Выбрать главу

Такой вариант я за них разыграл. Логично? Логично. На их месте каждый так же бы действовал. Но разум с сердцем не в ладу. Осознавая необходимость происшедшего, возмущаюсь произволом. Когда за мной приходят, чтобы взять отпечатки пальцев, сопротивляюсь. Двое держат. Третий во всю старается. Но чуть-чуть шевельну пальцем — и тяжкий труд насмарку. Возникает Парфенов собственной персоной. Любезно предлагает поговорить тет-а-тет. Угощает сигаретами. Сообщает, что он, подполковник Парфенов, — начальник оперативного отдела Министерства внутренних дел по Ленинграду и Ленинградской области. Рекомендует с ним не ссориться. Подумаешь, отпечатки пальцев!
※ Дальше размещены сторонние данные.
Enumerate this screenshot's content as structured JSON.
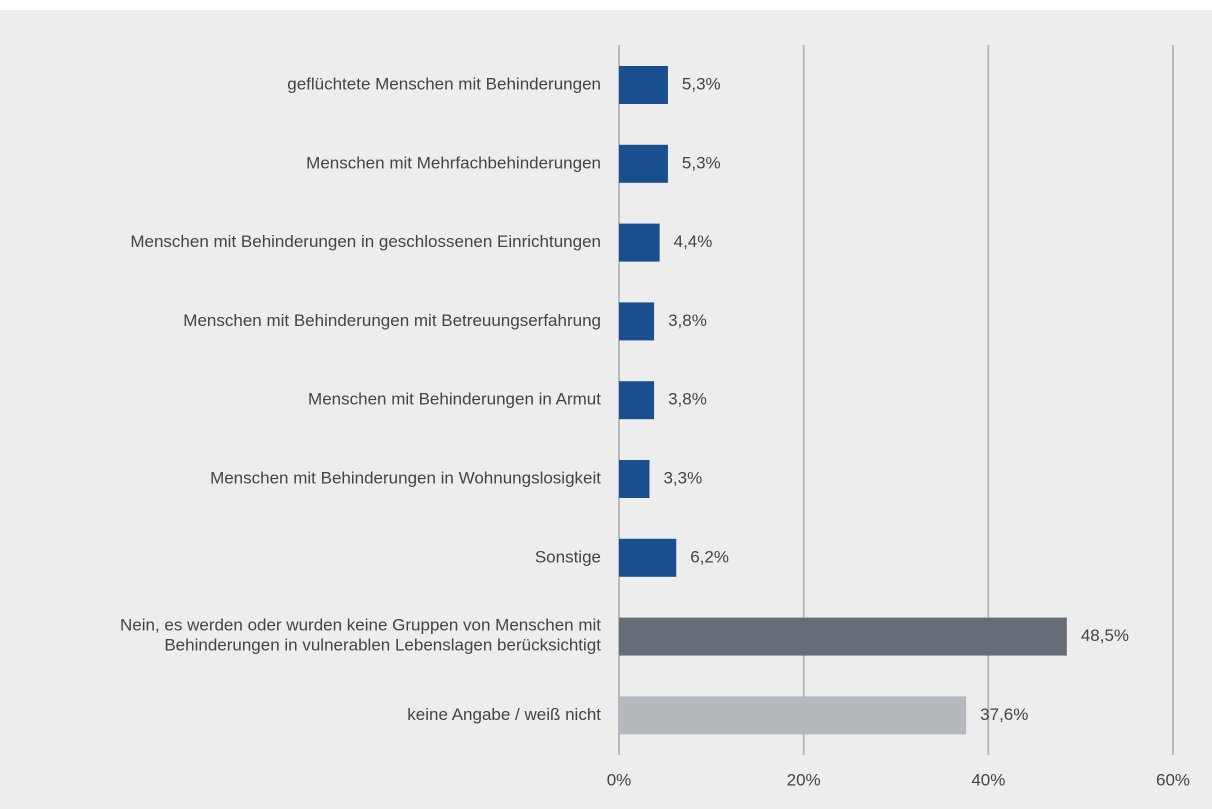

Мы обязаны их взять. Если не будете нам и себе трепать нервы, лично отвезу вас к месту заключения (спасибо, осчастливил!). Позвоню, предупрежу, чтобы обед получше приготовили. Вечер уже, а вы ничего не ели (материнская заботливость). И вообще, долго вас не продержим.

Настораживаюсь. Если исходить из третьего варианта, обещание необъяснимое. Нагло лжет или что-то стряслось? Лорик ли дозвонилась Оскару и он поднял шум? Здешние ли художники запротестовали? Лицо Панферова непроницаемо. Через две недели узнал, что Лорик Рабину позвонила, но о моем аресте даже не заикнулась. О ней ходили разные слухи. Существо она темное, но это ее умолчание уж ни в какие ворота не лезет.

Но черт с ней, с Лориком. В тот же вечер и Рухин ведь звонил Рабину. И тоже обо мне ни словом ни обмолвился. Трус двухметровый! Словно сговорились. На следующий день Оскар приехал в Ленинград, узнал обо всем, наорал на него — и в Москву! И передал корреспондентам письмо, которое я привожу не целиком, в отрывках, так как в нем подробно излагаются факты, приведенные выше.

«22 декабря 1974 г. в Ленинграде был арестован на десять суток московский поэт и коллекционер Александр Глезер за неподчинение властям. В этом письме я хочу объяснить, результатом чего является этот арест.

В 1970 году я написал статью в защиту А.Г., после того, как 20 февраля 1970 года в газете «Вечерняя Москва был опубликован фельетон, где жизнь и деятельность А. Глезера изображалась в самых черных тонах с обязательным стандартным набором всех ругательств, к которым прибегают некоторые журналисты, когда пишут о людях неугодных. К сожалению, когда в наших газетах появляются подобные статьи, человеку, против которого они направлены, практически уже невозможно оправдаться: все учреждения, включая творческие союзы, издательства, редакции других газет, милиция, народный суд и т. д. воспринимают такую статью как приказ. Творческие союзы, как правило, изгоняют заклейменного из своих рядов, издательства перестают издавать, ни одна газета (в том числе и та, которая напечатала осуждающую статью) не напечатает опровержение, даже если в статье будет заведомая ложь. Милиция тут же начинает интересоваться, как человек живет, где работает, на какие средства существует и, конечно, грозить преследованием за тунеядство. Ни один суд не обвинит газету в клевете, даже если она будет очевидной.

Откуда такое равнодушие? Почему никто даже не подумает разобраться, что правда, а что нет?

Все очень просто. Вступает в силу закон: «жена Цезаря вне подозрений». А кто же тогда Цезарь? В заголовке стоит адрес: «Газета Московского городского комитета КПСС и Моссовета». Ну так что же? И МГК партии наверно ошибается, и Моссовет не святой.

Но в статье об А. Глезере, помимо обычных сплетен о личной жизни, сообщались сведения, которые журналист мог узнать только в органах КГБ. А с этой организацией, помня печальное прошлое, у нас не спорят. Мнения и рекомендации органов КГБ, в какой бы форме и через кого бы они ни передавались, звучат как приказ, неисполнение которого грозит, мягко говоря, неприятностями…

…Прошло несколько лет и 12 декабря 1974 года в той же самой газете, за подписью того же журналиста, подписавшегося Р. Строковым, появляется новая статья об А. Глезере с обвинениями гораздо более серьезными.

…С этих пор начались новые злоключения поэта и коллекционера А. Глезера. В самой разной форме, от телефонный звонков до встреч на улице поздно вечером и открытой слежки, его шантажировали и запугивали, требуя, чтобы он не информировал иностранных журналистов о происходящих событиях… 12 декабря с раннего утра органами КГБ у него проводился обыск.